How do you choose a vector store for a Knowledge Base?

OpenSearch Serverless is the default — fully managed, auto-scales, supports hybrid BM25 + vector, and integrates natively. Aurora PostgreSQL with pgvector is best when you already run Aurora and want SQL joins between vectors and operational data. Pinecone or MongoDB Atlas are options when those are your existing standard. Neptune Analytics fits when retrieval is graph-shaped. For most greenfield workloads, OpenSearch Serverless wins on operational simplicity; for tenant-isolated SaaS, one collection per tenant is usually safer than metadata filtering.

Compare fixed-size, hierarchical, and semantic chunking.

Fixed-size (e.g. 300 tokens with 60-token overlap) is cheapest and the right default for clean prose. Hierarchical chunking embeds both small child chunks (for retrieval precision) and larger parent chunks (returned for context) — better recall on long documents at roughly 2x ingestion cost. Semantic chunking splits at sentence-boundary embedding-similarity drops, preserving topical coherence — most expensive at ingest but best for mixed-topic documents like meeting transcripts or RFCs.

What is advanced parsing and when is it worth the cost?

Advanced parsing routes each page through a foundation model (Claude or Titan multimodal) that reads the page as an image and emits structured Markdown — preserving tables, multi-column layouts, equations, and figure captions that plain text extractors mangle.
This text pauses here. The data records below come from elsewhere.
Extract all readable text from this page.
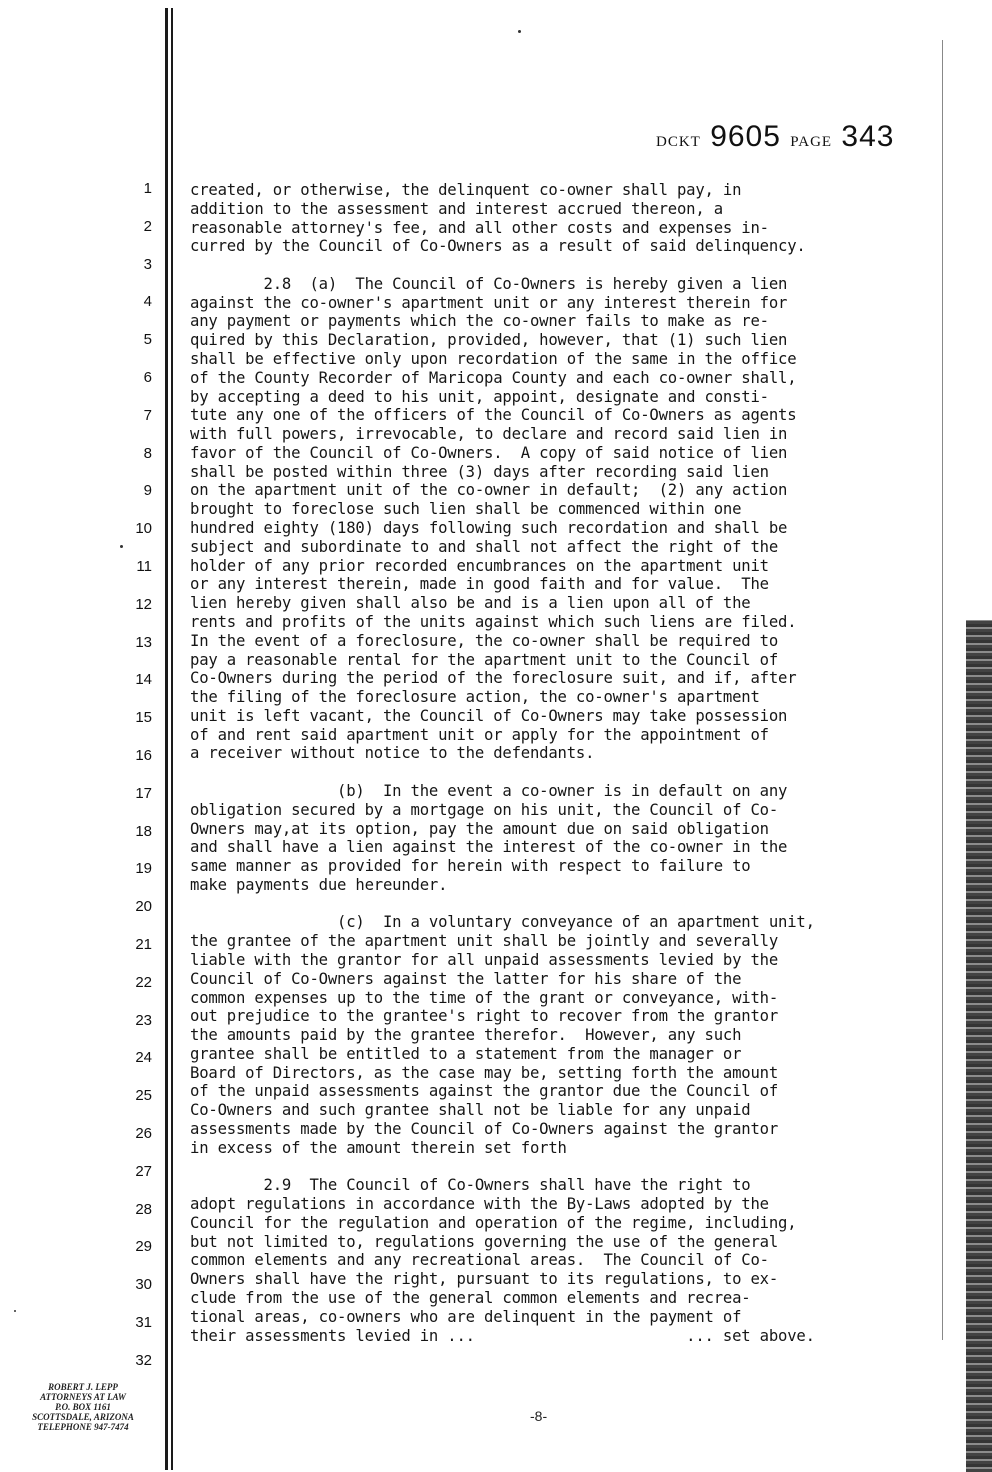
DCKT 9605 PAGE 343
1
2
3
4
5
6
7
8
9
10
11
12
13
14
15
16
17
18
19
20
21
22
23
24
25
26
27
28
29
30
31
32
created, or otherwise, the delinquent co-owner shall pay, in
addition to the assessment and interest accrued thereon, a
reasonable attorney's fee, and all other costs and expenses in-
curred by the Council of Co-Owners as a result of said delinquency.
2.8  (a)  The Council of Co-Owners is hereby given a lien
against the co-owner's apartment unit or any interest therein for
any payment or payments which the co-owner fails to make as re-
quired by this Declaration, provided, however, that (1) such lien
shall be effective only upon recordation of the same in the office
of the County Recorder of Maricopa County and each co-owner shall,
by accepting a deed to his unit, appoint, designate and consti-
tute any one of the officers of the Council of Co-Owners as agents
with full powers, irrevocable, to declare and record said lien in
favor of the Council of Co-Owners.  A copy of said notice of lien
shall be posted within three (3) days after recording said lien
on the apartment unit of the co-owner in default;  (2) any action
brought to foreclose such lien shall be commenced within one
hundred eighty (180) days following such recordation and shall be
subject and subordinate to and shall not affect the right of the
holder of any prior recorded encumbrances on the apartment unit
or any interest therein, made in good faith and for value.  The
lien hereby given shall also be and is a lien upon all of the
rents and profits of the units against which such liens are filed.
In the event of a foreclosure, the co-owner shall be required to
pay a reasonable rental for the apartment unit to the Council of
Co-Owners during the period of the foreclosure suit, and if, after
the filing of the foreclosure action, the co-owner's apartment
unit is left vacant, the Council of Co-Owners may take possession
of and rent said apartment unit or apply for the appointment of
a receiver without notice to the defendants.
(b)  In the event a co-owner is in default on any
obligation secured by a mortgage on his unit, the Council of Co-
Owners may,at its option, pay the amount due on said obligation
and shall have a lien against the interest of the co-owner in the
same manner as provided for herein with respect to failure to
make payments due hereunder.
(c)  In a voluntary conveyance of an apartment unit,
the grantee of the apartment unit shall be jointly and severally
liable with the grantor for all unpaid assessments levied by the
Council of Co-Owners against the latter for his share of the
common expenses up to the time of the grant or conveyance, with-
out prejudice to the grantee's right to recover from the grantor
the amounts paid by the grantee therefor.  However, any such
grantee shall be entitled to a statement from the manager or
Board of Directors, as the case may be, setting forth the amount
of the unpaid assessments against the grantor due the Council of
Co-Owners and such grantee shall not be liable for any unpaid
assessments made by the Council of Co-Owners against the grantor
in excess of the amount therein set forth
2.9  The Council of Co-Owners shall have the right to
adopt regulations in accordance with the By-Laws adopted by the
Council for the regulation and operation of the regime, including,
but not limited to, regulations governing the use of the general
common elements and any recreational areas.  The Council of Co-
Owners shall have the right, pursuant to its regulations, to ex-
clude from the use of the general common elements and recrea-
tional areas, co-owners who are delinquent in the payment of
their assessments levied in ...                       ... set above.
ROBERT J. LEPP
ATTORNEYS AT LAW
P.O. BOX 1161
SCOTTSDALE, ARIZONA
TELEPHONE 947-7474
-8-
It costs one FM call per page so it can dwarf the embedding bill on large PDF corpora. Reserve it for layout-heavy documents (financial filings, scientific papers, scanned forms); for clean HTML or plain Markdown, the default parser is fine.

When do you call Retrieve vs. RetrieveAndGenerate?
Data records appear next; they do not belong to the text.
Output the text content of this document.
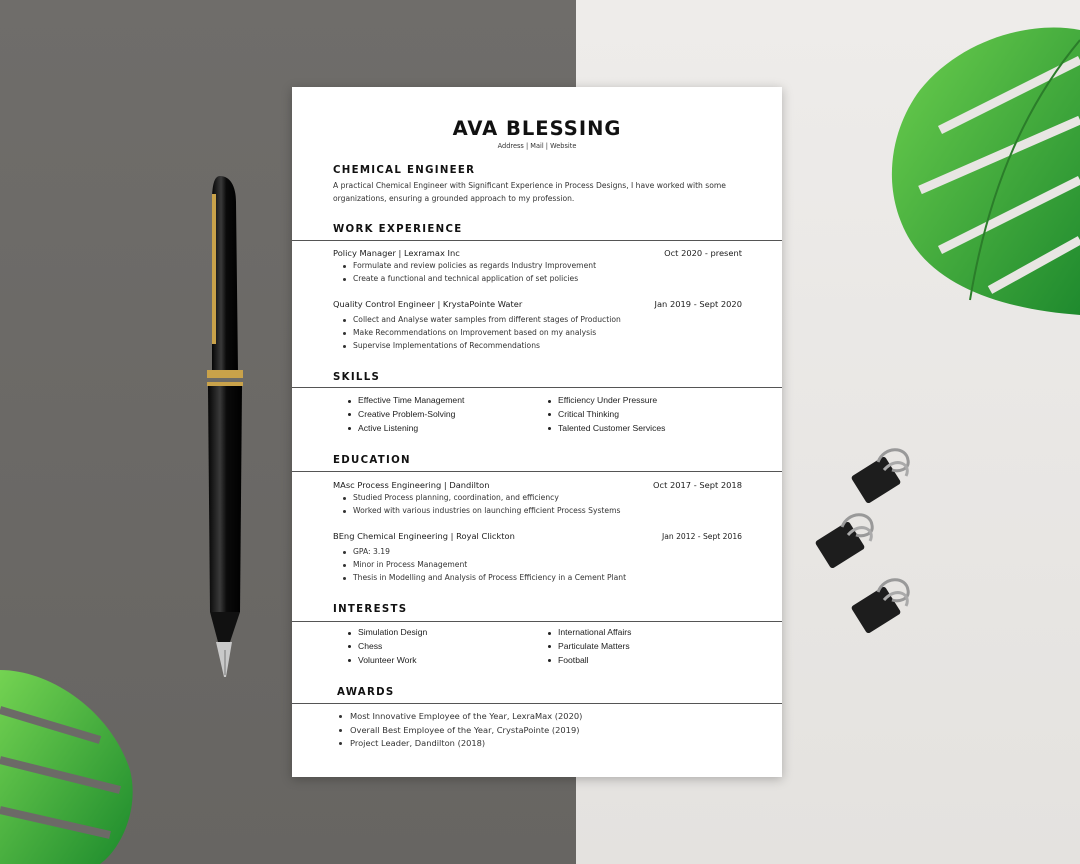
AVA BLESSING
Address | Mail | Website
CHEMICAL ENGINEER
A practical Chemical Engineer with Significant Experience in Process Designs, I have worked with some organizations, ensuring a grounded approach to my profession.
WORK EXPERIENCE
Policy Manager | Lexramax Inc	Oct 2020 - present
Formulate and review policies as regards Industry Improvement
Create a functional and technical application of set policies
Quality Control Engineer | KrystaPointe Water	Jan 2019 - Sept 2020
Collect and Analyse water samples from different stages of Production
Make Recommendations on Improvement based on my analysis
Supervise Implementations of Recommendations
SKILLS
Effective Time Management
Creative Problem-Solving
Active Listening
Efficiency Under Pressure
Critical Thinking
Talented Customer Services
EDUCATION
MAsc Process Engineering | Dandilton	Oct 2017 - Sept 2018
Studied Process planning, coordination, and efficiency
Worked with various industries on launching efficient Process Systems
BEng Chemical Engineering | Royal Clickton	Jan 2012 - Sept 2016
GPA: 3.19
Minor in Process Management
Thesis in Modelling and Analysis of Process Efficiency in a Cement Plant
INTERESTS
Simulation Design
Chess
Volunteer Work
International Affairs
Particulate Matters
Football
AWARDS
Most Innovative Employee of the Year, LexraMax (2020)
Overall Best Employee of the Year, CrystaPointe (2019)
Project Leader, Dandilton (2018)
Use Retrieve when you want raw chunks plus scores and need to compose your own prompt — for example to mix KB results with tool-call output, to apply a custom system prompt, or to use a model not supported by RetrieveAndGenerate. Use RetrieveAndGenerate for the standard "answer this with citations" path; AWS builds the prompt, calls the FM, and returns the answer with source attributions. RetrieveAndGenerate is fewer lines of code and gives you citations for free; Retrieve gives you control.
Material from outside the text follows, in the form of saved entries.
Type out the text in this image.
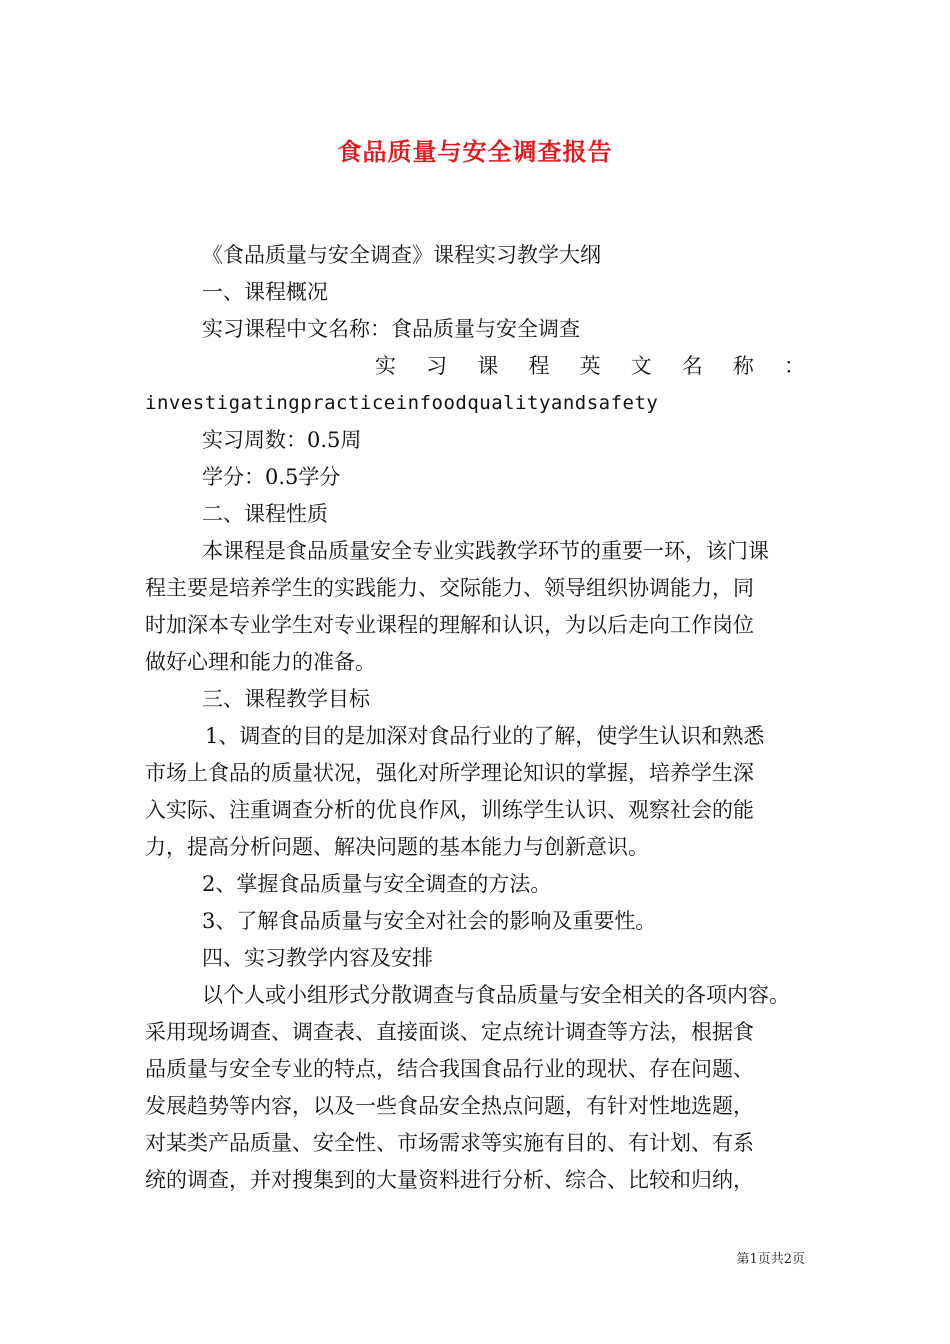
食品质量与安全调查报告
《食品质量与安全调查》课程实习教学大纲
一、课程概况
实习课程中文名称：食品质量与安全调查
实习课程英文名称：
investigatingpracticeinfoodqualityandsafety
实习周数：0.5周
学分：0.5学分
二、课程性质
本课程是食品质量安全专业实践教学环节的重要一环，该门课
程主要是培养学生的实践能力、交际能力、领导组织协调能力，同
时加深本专业学生对专业课程的理解和认识，为以后走向工作岗位
做好心理和能力的准备。
三、课程教学目标
1、调查的目的是加深对食品行业的了解，使学生认识和熟悉
市场上食品的质量状况，强化对所学理论知识的掌握，培养学生深
入实际、注重调查分析的优良作风，训练学生认识、观察社会的能
力，提高分析问题、解决问题的基本能力与创新意识。
2、掌握食品质量与安全调查的方法。
3、了解食品质量与安全对社会的影响及重要性。
四、实习教学内容及安排
以个人或小组形式分散调查与食品质量与安全相关的各项内容。
采用现场调查、调查表、直接面谈、定点统计调查等方法，根据食
品质量与安全专业的特点，结合我国食品行业的现状、存在问题、
发展趋势等内容，以及一些食品安全热点问题，有针对性地选题，
对某类产品质量、安全性、市场需求等实施有目的、有计划、有系
统的调查，并对搜集到的大量资料进行分析、综合、比较和归纳，
第1页共2页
How do you keep a Knowledge Base fresh without re-embedding everything?

Use incremental sync — the ingestion job tracks document checksums in S3 and re-embeds only changed or new files; deleted files are removed from the vector store. Trigger sync on an EventBridge schedule (hourly/daily) or on S3 event notifications via Lambda for near-real-time updates. For high-velocity sources, partition the bucket by recency so each sync scans a smaller prefix. Monitor statistics.documentsFailed and the ingestion job duration in CloudWatch; failed documents silently degrade recall if unwatched.